The reason Tim breeds this species is that they are one of the most widespread species of butterfly, found right across the world, and do not impact the native butterflies when they are released. They are recorded as being found almost anywhere, from the seashore and town gardens, to the tops of the highest mountains in Europe & Africa.

Painted Lady has been assessed for the IUCN Red List of Threatened Species in 2020 and is listed as Least Concern, and is the only butterfly species ever to have been recorded from Iceland. 

The butterflies feed on a wide variety of flowers, over 300 recorded host plants, and the caterpillars feed on thistles, mallows and Viper's-bugloss, as well as a wide variety of cultivated plants. An adults life span has been observed to last from 14 to 28 days. 

After release, the female butterflies can lay anywhere from 200 to 500 eggs throughout her lifespan. It takes up to a week for the eggs to hatch, then the caterpillar stage lasts for around 10 to 14 days, then will then spin a silk chrysalis for themselves in a quiet, sheltered spot & after 7 to 10 days the adult butterfly emerges.

And so they will continue until the generation that is ready to migrate in the Autumn takes to the wing to start the journey of up to 9,000 miles to their winter grounds ~ these incredible creatures can fly for up to 12 hours a day using the sun to navigate back to Africa.

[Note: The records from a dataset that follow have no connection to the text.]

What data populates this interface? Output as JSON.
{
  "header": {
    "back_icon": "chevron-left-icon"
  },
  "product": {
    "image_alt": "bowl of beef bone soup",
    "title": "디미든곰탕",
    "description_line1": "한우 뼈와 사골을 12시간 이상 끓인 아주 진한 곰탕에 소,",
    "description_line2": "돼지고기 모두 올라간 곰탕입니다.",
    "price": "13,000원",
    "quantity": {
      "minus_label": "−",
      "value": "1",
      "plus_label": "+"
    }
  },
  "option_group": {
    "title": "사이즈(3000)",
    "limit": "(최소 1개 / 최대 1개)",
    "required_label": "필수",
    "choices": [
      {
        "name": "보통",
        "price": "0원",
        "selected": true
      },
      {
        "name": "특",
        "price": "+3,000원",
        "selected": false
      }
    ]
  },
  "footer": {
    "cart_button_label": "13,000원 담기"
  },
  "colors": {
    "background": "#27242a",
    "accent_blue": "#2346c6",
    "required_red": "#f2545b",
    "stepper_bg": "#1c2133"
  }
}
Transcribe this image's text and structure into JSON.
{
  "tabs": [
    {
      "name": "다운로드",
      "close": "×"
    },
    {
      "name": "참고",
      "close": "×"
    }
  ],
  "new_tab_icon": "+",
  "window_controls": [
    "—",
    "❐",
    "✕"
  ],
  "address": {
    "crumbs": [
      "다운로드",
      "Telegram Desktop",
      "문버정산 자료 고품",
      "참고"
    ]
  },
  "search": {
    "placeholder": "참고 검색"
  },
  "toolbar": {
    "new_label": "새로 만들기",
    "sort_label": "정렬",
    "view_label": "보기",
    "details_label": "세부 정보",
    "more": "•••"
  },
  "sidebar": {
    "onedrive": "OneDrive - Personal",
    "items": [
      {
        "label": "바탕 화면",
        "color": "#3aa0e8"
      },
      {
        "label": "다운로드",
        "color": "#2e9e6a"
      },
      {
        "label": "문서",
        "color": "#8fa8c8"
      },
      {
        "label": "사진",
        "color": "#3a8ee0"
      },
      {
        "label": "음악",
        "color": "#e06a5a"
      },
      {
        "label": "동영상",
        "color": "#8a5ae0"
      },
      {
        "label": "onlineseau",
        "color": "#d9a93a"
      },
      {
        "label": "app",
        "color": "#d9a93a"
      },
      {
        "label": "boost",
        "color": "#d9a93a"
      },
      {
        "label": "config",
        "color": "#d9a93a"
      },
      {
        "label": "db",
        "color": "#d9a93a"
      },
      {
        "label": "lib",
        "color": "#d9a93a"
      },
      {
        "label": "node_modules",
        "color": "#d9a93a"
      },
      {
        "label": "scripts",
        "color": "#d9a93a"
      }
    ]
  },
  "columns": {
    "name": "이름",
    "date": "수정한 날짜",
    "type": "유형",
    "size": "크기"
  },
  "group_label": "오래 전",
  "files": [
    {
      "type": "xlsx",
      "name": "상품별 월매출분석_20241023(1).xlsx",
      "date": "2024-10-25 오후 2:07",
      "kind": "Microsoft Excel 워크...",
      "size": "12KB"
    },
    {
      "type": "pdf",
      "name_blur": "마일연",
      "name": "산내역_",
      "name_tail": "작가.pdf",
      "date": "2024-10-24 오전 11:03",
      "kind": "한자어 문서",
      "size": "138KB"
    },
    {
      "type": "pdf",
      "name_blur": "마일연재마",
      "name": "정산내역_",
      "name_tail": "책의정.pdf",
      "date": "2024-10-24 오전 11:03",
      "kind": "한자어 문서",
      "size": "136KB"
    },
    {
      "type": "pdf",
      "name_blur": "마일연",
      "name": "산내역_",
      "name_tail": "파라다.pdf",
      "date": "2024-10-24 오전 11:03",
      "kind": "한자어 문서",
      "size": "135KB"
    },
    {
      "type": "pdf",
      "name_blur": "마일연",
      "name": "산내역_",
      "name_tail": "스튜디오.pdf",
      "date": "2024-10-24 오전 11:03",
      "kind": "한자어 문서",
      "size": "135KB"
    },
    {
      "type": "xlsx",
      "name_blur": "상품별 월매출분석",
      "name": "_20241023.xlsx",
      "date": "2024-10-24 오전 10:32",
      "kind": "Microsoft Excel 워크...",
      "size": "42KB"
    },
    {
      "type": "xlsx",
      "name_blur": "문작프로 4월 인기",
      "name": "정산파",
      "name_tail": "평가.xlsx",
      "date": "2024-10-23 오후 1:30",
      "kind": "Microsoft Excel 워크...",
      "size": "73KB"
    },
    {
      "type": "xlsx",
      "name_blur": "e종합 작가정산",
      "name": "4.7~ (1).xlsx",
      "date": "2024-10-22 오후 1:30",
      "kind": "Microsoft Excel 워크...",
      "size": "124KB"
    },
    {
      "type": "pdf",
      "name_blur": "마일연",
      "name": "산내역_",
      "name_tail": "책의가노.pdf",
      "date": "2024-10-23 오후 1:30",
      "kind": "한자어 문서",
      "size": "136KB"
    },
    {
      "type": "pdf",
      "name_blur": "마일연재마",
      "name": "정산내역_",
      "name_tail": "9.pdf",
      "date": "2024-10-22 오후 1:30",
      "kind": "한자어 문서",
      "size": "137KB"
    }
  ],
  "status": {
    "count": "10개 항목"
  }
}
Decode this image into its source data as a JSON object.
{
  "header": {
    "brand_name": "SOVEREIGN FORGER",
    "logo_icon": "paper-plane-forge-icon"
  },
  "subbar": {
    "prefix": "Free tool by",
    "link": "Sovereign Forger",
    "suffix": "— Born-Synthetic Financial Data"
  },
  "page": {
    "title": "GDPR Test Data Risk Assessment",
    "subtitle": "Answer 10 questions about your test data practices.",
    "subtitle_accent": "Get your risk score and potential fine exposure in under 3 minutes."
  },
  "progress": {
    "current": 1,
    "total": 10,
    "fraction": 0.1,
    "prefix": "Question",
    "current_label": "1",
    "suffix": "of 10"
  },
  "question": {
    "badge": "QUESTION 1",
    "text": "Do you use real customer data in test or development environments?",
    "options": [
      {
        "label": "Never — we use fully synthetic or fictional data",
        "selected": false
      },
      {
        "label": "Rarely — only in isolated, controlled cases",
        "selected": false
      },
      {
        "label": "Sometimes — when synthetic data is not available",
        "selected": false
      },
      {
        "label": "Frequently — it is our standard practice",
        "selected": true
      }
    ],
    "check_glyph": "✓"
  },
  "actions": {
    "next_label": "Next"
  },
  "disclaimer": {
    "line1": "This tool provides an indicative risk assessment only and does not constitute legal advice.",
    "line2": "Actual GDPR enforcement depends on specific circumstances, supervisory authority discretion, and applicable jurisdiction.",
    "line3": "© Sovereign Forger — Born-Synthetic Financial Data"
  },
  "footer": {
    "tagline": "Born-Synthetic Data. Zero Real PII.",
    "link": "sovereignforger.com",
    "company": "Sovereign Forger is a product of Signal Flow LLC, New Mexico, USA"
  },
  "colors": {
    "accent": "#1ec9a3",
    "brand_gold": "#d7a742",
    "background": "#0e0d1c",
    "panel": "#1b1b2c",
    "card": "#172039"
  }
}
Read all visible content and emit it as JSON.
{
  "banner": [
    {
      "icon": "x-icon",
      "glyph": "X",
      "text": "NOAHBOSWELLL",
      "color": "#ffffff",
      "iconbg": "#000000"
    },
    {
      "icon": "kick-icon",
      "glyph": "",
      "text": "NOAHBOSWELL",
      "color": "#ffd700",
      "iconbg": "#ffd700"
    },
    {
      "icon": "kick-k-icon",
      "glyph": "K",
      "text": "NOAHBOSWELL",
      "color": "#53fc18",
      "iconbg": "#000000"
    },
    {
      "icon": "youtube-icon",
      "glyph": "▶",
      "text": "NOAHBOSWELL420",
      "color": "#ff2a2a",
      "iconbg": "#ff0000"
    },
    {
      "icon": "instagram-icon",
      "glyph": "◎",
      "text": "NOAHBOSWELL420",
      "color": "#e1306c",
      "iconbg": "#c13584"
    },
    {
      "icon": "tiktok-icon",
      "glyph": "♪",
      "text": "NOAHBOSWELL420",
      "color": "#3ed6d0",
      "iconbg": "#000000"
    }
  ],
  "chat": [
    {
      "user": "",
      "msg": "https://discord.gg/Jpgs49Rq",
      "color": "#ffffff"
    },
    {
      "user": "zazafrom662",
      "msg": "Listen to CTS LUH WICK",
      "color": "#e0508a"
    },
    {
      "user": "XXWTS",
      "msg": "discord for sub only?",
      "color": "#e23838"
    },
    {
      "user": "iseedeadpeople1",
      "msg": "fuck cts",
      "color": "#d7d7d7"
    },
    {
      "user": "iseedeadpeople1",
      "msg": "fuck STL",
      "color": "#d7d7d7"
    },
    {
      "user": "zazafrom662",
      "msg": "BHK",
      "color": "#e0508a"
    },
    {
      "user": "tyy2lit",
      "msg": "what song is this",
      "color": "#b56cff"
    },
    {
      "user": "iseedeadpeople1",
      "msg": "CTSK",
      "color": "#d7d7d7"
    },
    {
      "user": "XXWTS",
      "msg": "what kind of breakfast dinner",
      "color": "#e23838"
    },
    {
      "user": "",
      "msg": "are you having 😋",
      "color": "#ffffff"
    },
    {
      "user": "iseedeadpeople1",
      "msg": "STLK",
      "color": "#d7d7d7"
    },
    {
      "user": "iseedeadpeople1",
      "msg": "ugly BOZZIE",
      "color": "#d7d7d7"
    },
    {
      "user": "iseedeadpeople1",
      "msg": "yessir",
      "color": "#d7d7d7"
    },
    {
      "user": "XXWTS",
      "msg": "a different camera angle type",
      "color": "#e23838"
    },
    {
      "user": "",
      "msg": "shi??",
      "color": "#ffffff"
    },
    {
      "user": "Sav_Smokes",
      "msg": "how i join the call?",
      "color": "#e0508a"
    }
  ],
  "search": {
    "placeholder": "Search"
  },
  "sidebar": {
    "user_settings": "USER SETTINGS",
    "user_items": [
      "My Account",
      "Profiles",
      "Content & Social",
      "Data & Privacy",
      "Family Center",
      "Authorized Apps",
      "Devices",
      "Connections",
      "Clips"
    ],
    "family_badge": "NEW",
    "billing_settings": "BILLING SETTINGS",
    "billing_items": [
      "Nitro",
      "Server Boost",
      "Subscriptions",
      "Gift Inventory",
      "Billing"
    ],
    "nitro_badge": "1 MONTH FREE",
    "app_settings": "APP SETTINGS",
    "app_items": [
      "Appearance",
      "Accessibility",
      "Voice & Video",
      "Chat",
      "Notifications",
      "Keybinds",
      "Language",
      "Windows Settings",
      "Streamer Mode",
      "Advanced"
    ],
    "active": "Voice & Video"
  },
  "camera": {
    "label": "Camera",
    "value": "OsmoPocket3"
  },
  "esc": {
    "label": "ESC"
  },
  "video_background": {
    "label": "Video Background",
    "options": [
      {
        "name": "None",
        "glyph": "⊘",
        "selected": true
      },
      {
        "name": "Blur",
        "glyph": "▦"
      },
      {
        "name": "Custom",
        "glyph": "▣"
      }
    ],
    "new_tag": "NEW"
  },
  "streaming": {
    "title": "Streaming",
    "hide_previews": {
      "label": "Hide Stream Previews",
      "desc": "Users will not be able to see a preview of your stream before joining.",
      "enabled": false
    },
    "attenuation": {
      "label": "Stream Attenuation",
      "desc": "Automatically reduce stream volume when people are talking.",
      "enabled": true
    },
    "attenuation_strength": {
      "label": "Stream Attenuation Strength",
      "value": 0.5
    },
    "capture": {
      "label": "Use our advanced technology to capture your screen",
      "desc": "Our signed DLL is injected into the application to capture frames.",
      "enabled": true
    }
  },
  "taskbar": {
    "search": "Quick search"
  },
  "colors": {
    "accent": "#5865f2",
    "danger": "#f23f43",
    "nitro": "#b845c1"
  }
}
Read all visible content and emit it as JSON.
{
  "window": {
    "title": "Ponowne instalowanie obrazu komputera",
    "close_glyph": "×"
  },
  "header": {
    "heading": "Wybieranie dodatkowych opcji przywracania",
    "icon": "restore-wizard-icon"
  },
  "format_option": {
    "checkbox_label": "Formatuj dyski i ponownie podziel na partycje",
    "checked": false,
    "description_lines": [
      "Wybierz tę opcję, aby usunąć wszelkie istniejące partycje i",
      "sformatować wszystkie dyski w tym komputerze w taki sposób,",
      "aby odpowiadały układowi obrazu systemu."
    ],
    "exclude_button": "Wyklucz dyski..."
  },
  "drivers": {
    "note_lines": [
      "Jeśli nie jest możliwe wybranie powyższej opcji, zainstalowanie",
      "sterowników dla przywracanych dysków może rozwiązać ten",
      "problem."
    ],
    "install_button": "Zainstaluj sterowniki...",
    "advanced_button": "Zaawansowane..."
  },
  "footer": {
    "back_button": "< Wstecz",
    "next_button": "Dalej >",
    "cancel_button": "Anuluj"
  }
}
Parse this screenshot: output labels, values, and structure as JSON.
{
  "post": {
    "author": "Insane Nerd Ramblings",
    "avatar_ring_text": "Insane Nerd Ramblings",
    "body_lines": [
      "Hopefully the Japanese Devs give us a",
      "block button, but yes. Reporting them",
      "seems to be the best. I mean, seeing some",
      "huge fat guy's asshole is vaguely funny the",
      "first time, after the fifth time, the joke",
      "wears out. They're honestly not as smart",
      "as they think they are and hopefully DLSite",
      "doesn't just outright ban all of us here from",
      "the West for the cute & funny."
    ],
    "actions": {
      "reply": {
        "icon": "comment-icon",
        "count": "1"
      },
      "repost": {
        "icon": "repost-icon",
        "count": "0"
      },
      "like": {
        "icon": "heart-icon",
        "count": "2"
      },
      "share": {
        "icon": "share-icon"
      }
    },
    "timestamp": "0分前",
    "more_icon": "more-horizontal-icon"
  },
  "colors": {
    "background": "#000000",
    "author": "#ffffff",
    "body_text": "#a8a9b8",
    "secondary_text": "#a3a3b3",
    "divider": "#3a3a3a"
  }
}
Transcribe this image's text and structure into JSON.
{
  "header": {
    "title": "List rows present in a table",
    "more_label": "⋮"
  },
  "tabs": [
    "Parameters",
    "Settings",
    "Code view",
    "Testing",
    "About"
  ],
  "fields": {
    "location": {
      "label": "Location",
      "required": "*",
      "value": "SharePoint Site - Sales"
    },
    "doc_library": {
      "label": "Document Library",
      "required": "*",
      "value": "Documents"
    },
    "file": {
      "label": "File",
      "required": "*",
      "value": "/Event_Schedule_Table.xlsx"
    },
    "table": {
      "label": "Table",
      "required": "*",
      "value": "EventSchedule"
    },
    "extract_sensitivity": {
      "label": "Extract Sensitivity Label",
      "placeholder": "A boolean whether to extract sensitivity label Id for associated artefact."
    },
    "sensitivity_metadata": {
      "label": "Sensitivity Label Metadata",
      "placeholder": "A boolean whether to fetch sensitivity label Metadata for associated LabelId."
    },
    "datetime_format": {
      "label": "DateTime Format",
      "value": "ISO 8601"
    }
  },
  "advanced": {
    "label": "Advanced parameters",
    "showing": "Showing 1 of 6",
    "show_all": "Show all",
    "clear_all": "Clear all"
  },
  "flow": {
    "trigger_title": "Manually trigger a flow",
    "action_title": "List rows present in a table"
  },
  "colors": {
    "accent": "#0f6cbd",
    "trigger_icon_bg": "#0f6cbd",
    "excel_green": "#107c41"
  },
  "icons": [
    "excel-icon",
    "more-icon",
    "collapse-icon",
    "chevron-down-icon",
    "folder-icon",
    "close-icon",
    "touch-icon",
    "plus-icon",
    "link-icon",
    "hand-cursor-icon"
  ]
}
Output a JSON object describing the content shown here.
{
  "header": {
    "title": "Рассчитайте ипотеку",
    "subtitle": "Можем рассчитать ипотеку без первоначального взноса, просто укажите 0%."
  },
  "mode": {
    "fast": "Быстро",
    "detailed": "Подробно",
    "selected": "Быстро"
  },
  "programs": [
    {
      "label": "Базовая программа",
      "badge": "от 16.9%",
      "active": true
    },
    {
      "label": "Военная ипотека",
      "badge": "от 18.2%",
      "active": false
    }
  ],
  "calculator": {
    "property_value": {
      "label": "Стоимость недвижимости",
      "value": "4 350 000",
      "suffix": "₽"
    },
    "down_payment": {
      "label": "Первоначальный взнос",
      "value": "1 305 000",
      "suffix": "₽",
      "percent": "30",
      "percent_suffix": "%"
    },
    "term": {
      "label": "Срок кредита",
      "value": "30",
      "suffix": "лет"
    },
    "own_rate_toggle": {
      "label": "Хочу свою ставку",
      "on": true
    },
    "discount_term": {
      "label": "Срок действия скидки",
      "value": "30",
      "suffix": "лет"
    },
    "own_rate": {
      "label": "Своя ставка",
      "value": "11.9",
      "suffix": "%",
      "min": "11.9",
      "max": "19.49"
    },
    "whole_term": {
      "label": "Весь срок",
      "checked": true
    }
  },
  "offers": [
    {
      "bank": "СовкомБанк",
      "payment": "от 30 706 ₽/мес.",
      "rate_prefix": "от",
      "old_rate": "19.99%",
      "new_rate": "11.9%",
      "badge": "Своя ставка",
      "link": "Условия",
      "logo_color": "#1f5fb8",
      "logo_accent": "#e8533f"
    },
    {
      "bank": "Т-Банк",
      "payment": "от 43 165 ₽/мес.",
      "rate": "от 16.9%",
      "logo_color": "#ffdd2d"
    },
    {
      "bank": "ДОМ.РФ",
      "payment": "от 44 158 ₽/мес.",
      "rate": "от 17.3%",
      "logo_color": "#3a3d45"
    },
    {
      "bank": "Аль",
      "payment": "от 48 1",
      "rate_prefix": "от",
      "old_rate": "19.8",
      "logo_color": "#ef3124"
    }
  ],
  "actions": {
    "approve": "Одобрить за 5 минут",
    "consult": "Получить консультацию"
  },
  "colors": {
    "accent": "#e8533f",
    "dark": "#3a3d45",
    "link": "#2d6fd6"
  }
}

Richard Fox, Surveys Manager at Butterfly Conservation, reports, “This tiny creature weighing less than a gram with a brain the size of a pinhead and no opportunity to learn from older, experienced individuals, undertakes an epic intercontinental migration in order to find plants for its caterpillars to eat. Once thought to be blindly led, at the mercy of the wind, into an evolutionary dead-end in the lethal British winter, this amazing combination of mass-participation citizen science and cutting edge technology has shown Painted Ladies to be sophisticated travellers."